OCTOBRE ROSE
Témoignage de notre marraine Anaïs
🌷Peux-tu nous expliquer quand et comment tu as appris que tu avais un cancer du sein ?🌷
C’est en novembre 2020, à 31 ans, que j’ai appris que j’avais un cancer, en plein COVID et après 2 mois où je n’avais pas été prise au sérieux.

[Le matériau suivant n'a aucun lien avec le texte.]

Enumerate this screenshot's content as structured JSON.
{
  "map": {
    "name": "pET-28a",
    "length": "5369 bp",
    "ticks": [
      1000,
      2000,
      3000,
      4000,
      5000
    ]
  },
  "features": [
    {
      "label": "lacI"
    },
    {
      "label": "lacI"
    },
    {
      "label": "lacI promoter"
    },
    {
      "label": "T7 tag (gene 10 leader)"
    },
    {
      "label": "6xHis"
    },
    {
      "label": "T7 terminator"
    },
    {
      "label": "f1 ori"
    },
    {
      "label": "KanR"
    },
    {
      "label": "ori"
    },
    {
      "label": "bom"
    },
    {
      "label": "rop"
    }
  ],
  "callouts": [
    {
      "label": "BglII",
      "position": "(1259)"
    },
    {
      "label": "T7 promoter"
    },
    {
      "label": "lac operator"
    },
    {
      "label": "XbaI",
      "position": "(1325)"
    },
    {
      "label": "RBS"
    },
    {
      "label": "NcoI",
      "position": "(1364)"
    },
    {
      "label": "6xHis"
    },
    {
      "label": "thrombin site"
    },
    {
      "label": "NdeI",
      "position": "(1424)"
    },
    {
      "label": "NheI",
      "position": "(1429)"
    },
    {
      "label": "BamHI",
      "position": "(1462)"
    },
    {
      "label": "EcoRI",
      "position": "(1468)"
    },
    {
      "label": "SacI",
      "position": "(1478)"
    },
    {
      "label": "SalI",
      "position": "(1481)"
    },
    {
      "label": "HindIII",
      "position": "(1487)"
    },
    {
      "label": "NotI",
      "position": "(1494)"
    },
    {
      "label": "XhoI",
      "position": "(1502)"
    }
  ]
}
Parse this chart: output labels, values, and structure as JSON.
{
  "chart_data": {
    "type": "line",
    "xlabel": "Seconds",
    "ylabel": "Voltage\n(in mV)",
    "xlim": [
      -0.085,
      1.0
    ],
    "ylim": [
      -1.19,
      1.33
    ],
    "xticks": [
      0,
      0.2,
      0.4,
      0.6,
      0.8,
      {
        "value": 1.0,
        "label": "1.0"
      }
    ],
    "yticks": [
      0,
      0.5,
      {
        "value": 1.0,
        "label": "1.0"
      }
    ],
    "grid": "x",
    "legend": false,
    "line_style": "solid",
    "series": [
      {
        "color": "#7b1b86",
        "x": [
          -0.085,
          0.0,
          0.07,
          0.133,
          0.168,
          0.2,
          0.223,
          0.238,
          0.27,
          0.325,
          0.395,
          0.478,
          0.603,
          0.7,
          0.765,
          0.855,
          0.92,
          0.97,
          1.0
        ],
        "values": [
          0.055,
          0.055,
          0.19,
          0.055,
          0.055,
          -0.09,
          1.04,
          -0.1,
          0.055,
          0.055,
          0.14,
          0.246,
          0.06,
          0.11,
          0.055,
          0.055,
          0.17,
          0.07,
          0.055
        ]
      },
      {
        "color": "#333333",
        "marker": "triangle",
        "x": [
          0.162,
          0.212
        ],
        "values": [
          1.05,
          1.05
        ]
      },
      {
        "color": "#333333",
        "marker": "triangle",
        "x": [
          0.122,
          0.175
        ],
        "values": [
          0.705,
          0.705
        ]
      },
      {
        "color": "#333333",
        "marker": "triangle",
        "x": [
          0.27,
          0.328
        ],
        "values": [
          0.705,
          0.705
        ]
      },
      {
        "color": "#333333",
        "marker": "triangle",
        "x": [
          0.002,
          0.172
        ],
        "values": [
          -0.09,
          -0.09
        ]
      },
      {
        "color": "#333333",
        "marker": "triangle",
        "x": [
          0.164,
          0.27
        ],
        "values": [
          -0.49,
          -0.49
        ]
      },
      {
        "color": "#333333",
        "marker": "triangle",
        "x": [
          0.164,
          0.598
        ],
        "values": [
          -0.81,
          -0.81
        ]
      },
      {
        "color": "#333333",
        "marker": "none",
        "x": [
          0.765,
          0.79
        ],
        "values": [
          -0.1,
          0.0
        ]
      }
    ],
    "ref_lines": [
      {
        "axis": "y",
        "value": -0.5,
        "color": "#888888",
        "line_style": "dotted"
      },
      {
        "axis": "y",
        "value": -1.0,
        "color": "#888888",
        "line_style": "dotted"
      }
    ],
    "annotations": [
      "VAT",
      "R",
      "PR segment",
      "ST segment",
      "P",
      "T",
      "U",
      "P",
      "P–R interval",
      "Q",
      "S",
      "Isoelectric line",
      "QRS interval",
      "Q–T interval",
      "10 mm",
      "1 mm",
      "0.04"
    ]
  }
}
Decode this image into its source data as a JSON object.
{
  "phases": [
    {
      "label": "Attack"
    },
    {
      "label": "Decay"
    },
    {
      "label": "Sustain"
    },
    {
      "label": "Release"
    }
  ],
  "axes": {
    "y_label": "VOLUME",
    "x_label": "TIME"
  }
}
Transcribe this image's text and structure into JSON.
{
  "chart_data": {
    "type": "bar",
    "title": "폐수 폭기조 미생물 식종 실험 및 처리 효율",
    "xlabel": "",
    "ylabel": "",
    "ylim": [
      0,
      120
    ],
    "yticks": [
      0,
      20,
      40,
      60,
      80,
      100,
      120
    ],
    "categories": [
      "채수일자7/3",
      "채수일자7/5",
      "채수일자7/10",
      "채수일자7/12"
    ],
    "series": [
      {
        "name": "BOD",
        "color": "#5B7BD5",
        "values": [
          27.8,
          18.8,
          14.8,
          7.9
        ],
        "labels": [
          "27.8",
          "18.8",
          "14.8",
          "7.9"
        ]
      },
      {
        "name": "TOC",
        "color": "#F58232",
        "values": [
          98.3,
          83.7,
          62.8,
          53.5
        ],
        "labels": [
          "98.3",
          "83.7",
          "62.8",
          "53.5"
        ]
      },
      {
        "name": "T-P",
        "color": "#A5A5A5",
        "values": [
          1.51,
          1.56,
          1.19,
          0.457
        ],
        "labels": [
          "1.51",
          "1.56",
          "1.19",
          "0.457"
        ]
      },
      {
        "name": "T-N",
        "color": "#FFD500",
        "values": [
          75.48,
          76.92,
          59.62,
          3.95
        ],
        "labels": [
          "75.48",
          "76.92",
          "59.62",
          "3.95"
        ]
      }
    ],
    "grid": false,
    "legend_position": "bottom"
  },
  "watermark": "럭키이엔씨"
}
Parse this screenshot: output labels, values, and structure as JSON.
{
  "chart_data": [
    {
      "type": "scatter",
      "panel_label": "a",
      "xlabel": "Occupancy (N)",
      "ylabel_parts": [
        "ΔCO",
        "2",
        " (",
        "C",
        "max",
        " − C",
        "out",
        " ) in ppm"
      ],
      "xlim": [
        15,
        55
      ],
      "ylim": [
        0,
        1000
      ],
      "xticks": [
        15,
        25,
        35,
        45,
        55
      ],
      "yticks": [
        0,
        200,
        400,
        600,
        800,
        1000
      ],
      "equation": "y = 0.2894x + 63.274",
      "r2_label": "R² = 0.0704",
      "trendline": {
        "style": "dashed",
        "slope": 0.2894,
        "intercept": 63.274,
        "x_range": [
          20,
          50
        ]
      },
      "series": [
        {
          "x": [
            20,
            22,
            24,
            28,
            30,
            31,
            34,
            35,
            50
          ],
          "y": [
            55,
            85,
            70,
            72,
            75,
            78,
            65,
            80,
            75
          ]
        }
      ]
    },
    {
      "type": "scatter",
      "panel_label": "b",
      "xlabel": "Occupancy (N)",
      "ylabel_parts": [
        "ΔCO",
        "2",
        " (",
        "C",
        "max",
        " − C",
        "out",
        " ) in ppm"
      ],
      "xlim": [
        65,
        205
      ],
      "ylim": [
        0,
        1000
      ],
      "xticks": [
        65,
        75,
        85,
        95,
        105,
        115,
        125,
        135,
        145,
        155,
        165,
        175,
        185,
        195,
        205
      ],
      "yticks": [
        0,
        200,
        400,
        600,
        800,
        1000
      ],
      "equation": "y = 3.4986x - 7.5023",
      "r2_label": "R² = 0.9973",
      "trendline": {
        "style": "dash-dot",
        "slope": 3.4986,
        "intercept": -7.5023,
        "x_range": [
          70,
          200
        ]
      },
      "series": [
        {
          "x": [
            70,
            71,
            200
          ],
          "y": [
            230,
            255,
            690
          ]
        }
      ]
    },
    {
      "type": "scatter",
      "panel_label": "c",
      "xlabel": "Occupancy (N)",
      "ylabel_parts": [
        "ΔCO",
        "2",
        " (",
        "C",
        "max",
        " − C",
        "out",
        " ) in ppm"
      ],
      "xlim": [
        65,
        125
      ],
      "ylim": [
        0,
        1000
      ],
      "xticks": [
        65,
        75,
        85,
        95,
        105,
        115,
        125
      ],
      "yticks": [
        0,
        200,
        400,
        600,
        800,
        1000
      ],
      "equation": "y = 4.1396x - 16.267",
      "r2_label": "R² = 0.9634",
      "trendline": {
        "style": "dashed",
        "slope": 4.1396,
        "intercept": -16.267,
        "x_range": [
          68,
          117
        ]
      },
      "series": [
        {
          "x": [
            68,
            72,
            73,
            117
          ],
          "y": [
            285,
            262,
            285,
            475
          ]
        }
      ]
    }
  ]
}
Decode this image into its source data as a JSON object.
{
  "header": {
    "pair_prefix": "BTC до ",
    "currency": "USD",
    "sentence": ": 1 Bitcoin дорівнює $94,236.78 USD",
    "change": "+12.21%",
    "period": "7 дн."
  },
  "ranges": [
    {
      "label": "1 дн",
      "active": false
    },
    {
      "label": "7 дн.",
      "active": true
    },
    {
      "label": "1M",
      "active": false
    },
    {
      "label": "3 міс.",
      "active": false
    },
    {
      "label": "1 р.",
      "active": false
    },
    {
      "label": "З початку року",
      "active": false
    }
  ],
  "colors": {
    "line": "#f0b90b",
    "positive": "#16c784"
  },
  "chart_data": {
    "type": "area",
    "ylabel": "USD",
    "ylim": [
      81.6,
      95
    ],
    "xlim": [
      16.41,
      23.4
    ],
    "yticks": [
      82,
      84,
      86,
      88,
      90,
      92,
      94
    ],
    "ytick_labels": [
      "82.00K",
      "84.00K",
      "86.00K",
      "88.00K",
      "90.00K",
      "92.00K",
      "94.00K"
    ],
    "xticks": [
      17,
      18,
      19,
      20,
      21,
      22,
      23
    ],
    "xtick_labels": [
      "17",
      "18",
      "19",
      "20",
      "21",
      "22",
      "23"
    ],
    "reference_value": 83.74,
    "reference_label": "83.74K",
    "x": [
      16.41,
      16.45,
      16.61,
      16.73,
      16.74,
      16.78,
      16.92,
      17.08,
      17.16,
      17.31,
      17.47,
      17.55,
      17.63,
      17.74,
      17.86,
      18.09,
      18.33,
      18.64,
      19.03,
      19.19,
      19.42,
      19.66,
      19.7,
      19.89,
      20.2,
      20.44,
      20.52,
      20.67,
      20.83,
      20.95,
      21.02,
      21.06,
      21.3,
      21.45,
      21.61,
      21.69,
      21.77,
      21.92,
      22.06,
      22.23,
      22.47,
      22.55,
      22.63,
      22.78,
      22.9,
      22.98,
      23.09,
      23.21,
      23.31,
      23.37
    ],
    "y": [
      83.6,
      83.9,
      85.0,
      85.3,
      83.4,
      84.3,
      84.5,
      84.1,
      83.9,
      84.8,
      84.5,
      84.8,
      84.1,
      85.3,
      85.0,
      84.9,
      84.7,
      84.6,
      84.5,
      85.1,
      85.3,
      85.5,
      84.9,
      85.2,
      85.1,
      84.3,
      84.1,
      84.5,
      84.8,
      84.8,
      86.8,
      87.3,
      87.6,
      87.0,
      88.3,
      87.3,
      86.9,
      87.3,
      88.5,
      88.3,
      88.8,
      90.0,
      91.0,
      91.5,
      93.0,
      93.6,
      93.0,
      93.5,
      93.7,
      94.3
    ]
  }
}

Un peu plus tôt, en septembre, j’ai senti une masse de 2cm environ dans mon sein droit, arrivée du jour au lendemain. J’ai quand même trouvé ça très bizarre (mauvais pressentiment) me disant que c’était peut-être hormonal. J’ai attendu la fin de mon cycle mais cette masse était toujours là. J’ai demandé un rendez-vous en urgence à ma gynécologue et là, j’ai commencé le parcours du fameux « Vous êtes trop jeune, c’est rien ». Ignorance totale de ma gynéco, après deux mails restés sans réponses, au bout d’un mois elle daigne me répondre d’aller voir mon médecin traitant pour ça. ✅ 1 mois de perdu. Mon médecin traitant me fait tout de suite une ordonnance pour une échographie, mais je n’étais pas dans un parcours de prévention donc je n’ai pas eu de rendez-vous avant octobre. ✅ Je perds encore 1 mois. Puis écho, mammo et biopsie mais même au centre d’imagerie, on me dit « A votre âge, c’est rien ne vous inquiétez pas ». Puis le 10 novembre je viens chercher mes résultats et on me demande de patienter dans une pièce, pour me balancer en toute brutalité « Finalement ce n’est pas bénin, vous avez un cancer HER2 POSITIF de stade 3 avec une agressivité à 65% ». Pas plus de 2 minutes après cette phrase, on m’a demandé de choisir un hôpital, un oncologue et un chirurgien, et c’est ici que la tempête a commencé.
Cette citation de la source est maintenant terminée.